A colorful mixture of the traditional and the eclectic, Kane cut her musical teeth in the early ‘80s onstage with Hollywood musicians and friends Social Distortion, Dwight Yoakum, Dave Alvin, The Blasters, X, Fear and Los Lobos, to name just a few. While raising two sons, this role model for the disenfranchised championed large sized women, fought for the equal rights of sex workers and the LGBT community and inspired music lovers everywhere. Her fans are a mixture of true outsiders: bikers, blues fans, punk rockers, drag queens, fat girls, queers, burlesque dancers, porn fans, sex workers, rockabilly and swing dancers, grey-haired hippies, sex positive feminists and everyday folk of all ages. They flock to see Kane and hear her musical messages of love, hope and empowerment.

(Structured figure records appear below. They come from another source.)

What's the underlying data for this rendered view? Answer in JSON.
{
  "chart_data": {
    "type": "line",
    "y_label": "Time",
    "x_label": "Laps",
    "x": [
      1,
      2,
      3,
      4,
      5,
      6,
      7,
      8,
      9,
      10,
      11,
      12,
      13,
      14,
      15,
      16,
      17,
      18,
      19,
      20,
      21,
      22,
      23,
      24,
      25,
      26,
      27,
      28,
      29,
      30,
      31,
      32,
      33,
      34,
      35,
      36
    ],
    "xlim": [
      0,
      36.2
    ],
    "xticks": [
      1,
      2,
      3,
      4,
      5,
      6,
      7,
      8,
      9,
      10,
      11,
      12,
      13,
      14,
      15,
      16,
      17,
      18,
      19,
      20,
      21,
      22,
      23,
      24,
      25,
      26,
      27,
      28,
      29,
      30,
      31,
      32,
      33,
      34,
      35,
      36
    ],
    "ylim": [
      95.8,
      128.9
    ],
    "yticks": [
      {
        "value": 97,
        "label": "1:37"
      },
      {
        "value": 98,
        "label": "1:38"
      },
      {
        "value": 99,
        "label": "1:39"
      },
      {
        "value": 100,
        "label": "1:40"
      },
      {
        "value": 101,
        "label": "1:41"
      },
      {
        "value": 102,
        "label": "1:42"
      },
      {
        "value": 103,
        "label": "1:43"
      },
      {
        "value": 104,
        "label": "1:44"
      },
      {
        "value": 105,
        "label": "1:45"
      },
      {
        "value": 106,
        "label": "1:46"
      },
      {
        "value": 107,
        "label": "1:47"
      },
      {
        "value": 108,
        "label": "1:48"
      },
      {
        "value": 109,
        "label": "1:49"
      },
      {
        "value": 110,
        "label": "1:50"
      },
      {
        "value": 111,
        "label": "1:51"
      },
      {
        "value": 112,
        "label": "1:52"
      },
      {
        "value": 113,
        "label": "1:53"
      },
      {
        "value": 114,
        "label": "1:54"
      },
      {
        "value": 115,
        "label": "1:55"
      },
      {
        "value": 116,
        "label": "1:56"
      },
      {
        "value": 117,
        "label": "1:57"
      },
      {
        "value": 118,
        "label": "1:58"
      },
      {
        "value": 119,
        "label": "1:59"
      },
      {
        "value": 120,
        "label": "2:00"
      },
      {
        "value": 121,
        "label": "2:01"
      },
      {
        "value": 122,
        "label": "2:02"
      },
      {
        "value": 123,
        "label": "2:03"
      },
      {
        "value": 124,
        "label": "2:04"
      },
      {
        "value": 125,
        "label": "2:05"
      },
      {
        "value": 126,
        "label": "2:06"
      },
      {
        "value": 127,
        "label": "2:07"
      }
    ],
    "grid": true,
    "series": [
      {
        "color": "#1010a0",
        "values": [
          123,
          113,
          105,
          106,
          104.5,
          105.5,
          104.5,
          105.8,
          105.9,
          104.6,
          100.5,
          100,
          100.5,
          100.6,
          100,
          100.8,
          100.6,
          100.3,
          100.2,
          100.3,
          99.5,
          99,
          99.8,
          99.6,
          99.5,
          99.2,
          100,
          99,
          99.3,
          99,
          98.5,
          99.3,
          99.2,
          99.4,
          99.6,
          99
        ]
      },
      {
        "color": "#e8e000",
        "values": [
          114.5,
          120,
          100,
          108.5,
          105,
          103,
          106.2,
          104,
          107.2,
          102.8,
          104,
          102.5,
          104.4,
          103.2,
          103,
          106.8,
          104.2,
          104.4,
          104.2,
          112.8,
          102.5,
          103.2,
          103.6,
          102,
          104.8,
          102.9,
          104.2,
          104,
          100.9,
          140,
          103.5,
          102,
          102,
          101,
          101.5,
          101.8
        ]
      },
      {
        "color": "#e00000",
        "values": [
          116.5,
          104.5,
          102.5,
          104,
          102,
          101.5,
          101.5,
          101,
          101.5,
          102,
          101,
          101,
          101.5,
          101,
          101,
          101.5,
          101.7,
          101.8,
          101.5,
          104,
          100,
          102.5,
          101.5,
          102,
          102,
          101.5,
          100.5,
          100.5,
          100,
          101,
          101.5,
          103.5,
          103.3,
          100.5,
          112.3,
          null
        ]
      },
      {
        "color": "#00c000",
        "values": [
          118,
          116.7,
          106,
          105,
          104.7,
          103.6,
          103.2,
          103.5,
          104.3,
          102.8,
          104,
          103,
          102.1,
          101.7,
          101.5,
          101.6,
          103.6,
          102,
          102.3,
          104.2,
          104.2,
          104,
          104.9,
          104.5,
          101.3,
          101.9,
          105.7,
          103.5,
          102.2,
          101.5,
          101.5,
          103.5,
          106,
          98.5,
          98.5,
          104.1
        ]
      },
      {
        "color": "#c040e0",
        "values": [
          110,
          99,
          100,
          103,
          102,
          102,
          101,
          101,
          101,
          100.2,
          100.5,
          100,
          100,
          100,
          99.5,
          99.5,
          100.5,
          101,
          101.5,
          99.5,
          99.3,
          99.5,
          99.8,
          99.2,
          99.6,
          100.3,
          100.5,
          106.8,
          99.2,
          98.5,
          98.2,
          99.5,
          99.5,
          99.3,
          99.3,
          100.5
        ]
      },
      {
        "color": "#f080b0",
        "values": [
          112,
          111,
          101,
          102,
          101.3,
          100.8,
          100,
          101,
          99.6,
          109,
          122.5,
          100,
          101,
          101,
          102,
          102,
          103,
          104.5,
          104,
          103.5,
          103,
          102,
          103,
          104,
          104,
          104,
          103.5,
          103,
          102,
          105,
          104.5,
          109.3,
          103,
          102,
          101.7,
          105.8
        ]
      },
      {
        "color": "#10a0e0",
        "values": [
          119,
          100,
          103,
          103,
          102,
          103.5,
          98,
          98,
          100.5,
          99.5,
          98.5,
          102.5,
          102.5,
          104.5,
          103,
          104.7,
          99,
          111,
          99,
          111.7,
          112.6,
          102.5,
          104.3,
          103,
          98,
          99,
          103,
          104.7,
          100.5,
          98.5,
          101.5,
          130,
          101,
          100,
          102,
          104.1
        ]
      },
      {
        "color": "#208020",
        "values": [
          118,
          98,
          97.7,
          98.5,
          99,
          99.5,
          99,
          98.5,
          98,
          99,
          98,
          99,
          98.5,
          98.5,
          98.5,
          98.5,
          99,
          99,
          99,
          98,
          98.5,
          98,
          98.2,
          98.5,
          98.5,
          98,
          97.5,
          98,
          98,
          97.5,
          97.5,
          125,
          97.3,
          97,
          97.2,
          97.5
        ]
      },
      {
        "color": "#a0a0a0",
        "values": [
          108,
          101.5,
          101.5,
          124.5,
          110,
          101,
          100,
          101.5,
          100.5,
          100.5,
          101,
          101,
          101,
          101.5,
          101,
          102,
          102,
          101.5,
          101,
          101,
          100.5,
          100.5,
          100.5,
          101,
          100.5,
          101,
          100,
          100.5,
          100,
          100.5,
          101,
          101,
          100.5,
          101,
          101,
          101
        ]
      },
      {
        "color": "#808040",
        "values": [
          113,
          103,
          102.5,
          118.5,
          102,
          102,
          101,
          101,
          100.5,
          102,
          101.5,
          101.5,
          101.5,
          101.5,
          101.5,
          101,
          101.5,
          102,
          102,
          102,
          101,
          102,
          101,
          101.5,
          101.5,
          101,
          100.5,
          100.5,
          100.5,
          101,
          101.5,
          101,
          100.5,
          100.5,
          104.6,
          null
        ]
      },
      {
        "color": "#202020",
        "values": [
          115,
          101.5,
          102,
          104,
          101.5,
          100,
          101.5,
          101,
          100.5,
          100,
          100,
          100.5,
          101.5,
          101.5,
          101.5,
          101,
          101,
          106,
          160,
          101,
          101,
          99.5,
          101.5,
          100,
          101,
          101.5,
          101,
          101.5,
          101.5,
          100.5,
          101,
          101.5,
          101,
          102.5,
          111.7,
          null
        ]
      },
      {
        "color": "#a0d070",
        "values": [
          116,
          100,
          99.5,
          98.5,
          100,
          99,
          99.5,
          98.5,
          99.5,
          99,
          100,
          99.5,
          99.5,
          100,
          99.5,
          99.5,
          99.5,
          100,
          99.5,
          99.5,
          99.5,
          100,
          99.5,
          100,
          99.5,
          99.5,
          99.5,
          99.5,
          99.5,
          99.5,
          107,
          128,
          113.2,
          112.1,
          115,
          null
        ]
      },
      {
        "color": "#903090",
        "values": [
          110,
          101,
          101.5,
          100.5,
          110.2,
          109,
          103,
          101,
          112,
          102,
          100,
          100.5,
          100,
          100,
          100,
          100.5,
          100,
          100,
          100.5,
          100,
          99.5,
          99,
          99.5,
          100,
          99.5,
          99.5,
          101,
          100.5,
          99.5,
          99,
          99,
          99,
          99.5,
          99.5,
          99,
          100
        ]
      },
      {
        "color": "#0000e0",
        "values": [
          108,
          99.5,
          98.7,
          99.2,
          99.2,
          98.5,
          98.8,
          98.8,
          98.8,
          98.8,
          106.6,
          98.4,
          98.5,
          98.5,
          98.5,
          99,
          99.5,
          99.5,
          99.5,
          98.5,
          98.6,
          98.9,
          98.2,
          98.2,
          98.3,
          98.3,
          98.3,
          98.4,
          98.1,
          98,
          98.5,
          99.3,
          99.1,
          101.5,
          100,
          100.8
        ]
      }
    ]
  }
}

Kane’s live shows are the stuff of legend. She honors the bold blues women of the past with both feet firmly planted in the present. She belts, growls, shouts, croons and moans from a lifetime of suffering and overcoming obstacles. She uses music as therapy and often writes and chooses material with positive affirmations that leave the audience feeling healed and exhilarated. A show that is part humor, revival meeting and sexuality celebration, she delivers a barrelhouse-tongue-in-cheek blues tune or a gospel ballad like Jesus and Mohammed, encouraging audiences to leave behind religious intolerance. She often says she is a "fat black drag queen trapped in a white woman’s body" and she dresses the part. Bedecked in bright colored feathers, sequins and rhinestones, Kane’s performance is Mississippi by way of Las Vegas with a quick stopover in San Francisco.
Showtime is 9 p.m. with a $15 cover charge. All proceeds go to Candye, who has been fighting cancer for several years. With her magnificent spirit, she is one "tough girl."